In November 1998, a conference on UAL safety and effects was held in St Louis, MO, USA, sponsored by the ASERF and the PSEF at which a panel was organized in response to an article by Topaz [32] that raised questions about the safety of UAL. Topaz speculated that thermal effect and the free radicals generated during UAL might result in neoplastic transformation and other long-term complications, as a consequence of the physical effect known as sonoluminescence. Those attending the conference represented multiple scientific disciplines, including plastic surgery, physics, lipid chemistry, cancer biology, and mechanical biophysics. The participants agreed that scientists did not yet understand the mechanism of UAL action, though multiple mechanisms were probably involved, such as mechanical forces, cavitations, and thermal effects.

Additional research has revealed that long-term complications or negative bioeffects (including DNA damage and oxidation-free radical attack) are probably not serious safety concerns for UAL.

With reference to the application of UAL to breast surgery, the author investigated the histology of the breast fat tissue before and after UAL breast surgery (with serial biopsies at 6 months and 1 year after surgery) and the mammographic appearance of the breast before and 1, 2, and 3 years after surgery, particularly with respect to calcification. The results were evaluated by a senologist not directly involved with the clinical research [33]. Histologic studies revealed an increased fibrotic response to thermal insult, with a prevalence of fatty scar tissue, in all specimens evaluated.

Mammography showed a significant increase in breast parenchymal fibrosis, with a denser consistency and thicker breast trabeculae that were constant over time. The calcifications that appeared were benign and were typically small, round, less numerous, and more regular than those characteristic of malignancy. Comparison of the mammographic results typical of a standard breast reduction and those typical of breast reduction with UAL showed that microcalcifications are less likely to develop with UAL. It is likely that scar tissue caused by breast reduction with electrocautery or by necrosis resulting from the tension of internal sutures may more frequently cause calcifications or irregular mammographic aspects of the operated parenchyma. Particularly, in standard breast reduction surgery, they can appear at the areola line and at the site of the vertical scar.

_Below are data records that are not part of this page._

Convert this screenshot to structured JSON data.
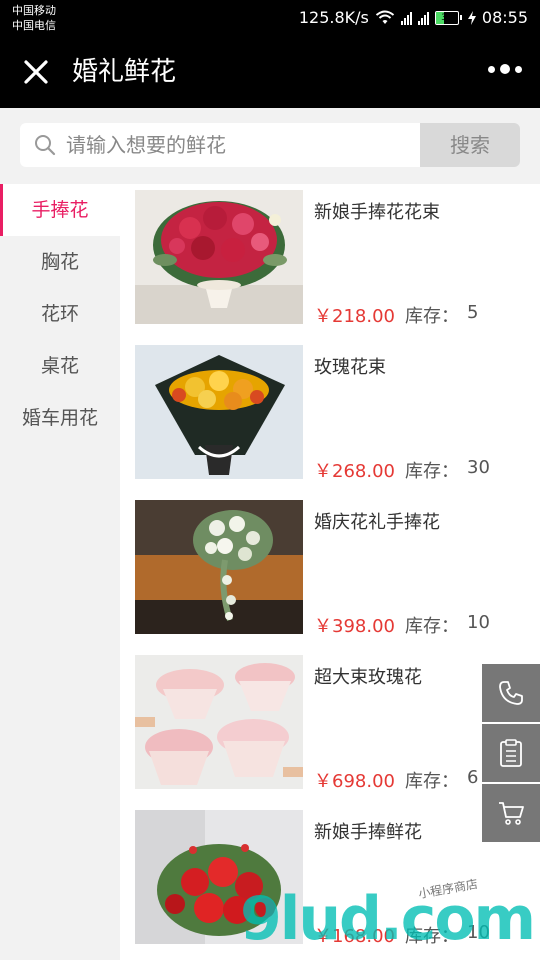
{
  "status_bar": {
    "carrier_1": "中国移动",
    "carrier_2": "中国电信",
    "net_speed": "125.8K/s",
    "battery": "38",
    "time": "08:55"
  },
  "nav": {
    "title": "婚礼鲜花"
  },
  "search": {
    "placeholder": "请输入想要的鲜花",
    "button": "搜索"
  },
  "categories": [
    {
      "label": "手捧花",
      "active": true
    },
    {
      "label": "胸花"
    },
    {
      "label": "花环"
    },
    {
      "label": "桌花"
    },
    {
      "label": "婚车用花"
    }
  ],
  "stock_label": "库存：",
  "products": [
    {
      "name": "新娘手捧花花束",
      "price": "￥218.00",
      "stock": "5"
    },
    {
      "name": "玫瑰花束",
      "price": "￥268.00",
      "stock": "30"
    },
    {
      "name": "婚庆花礼手捧花",
      "price": "￥398.00",
      "stock": "10"
    },
    {
      "name": "超大束玫瑰花",
      "price": "￥698.00",
      "stock": "6"
    },
    {
      "name": "新娘手捧鲜花",
      "price": "￥168.00",
      "stock": "10"
    }
  ],
  "float_buttons": [
    "phone-icon",
    "clipboard-icon",
    "cart-icon"
  ],
  "watermark": {
    "main": "9lud.com",
    "sub": "小程序商店"
  },
  "colors": {
    "accent": "#e91e63",
    "price": "#e53935",
    "watermark": "#00beb4"
  }
}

From a mammographic viewpoint, the typical appearance of a breast reduction with UAL demonstrates predictably less scarring and fewer calcifications than those that occur in the standard open technique. Courtiss [34] reported similar mammographic evidence in a denser breast after breast reduction by lipoplasty alone. No malignancies were reported.

The question of whether potential lactation is affected by UAL remains unanswered. The technique was used for breast reduction and mastopexy in younger and older patients. In the younger group, 16 patients breast-fed their babies regularly. The other 14 patients were lost to follow-up. However, none of these patients or their gynecologists reported any problems to the surgeon or to the hospital, and no complications have been reported by other surgeons around the world who use this technique.

14 Conclusions

The use of UAL for reduction of fatty breasts and mastopexy is effective and safe when applied in selected patients and performed by a surgeon with expertise in ultrasound-assisted body contouring. The selectivity of UAL enables emulsification of the fatty component of the breast parenchyma while sparing the glandular tissue and vascular network. Furthermore, long-term mammographic studies have revealed no alteration of morphology of the breast parenchyma resulting from this technique. The typical mammographic appearance of breast tissue after UAL is a denser breast.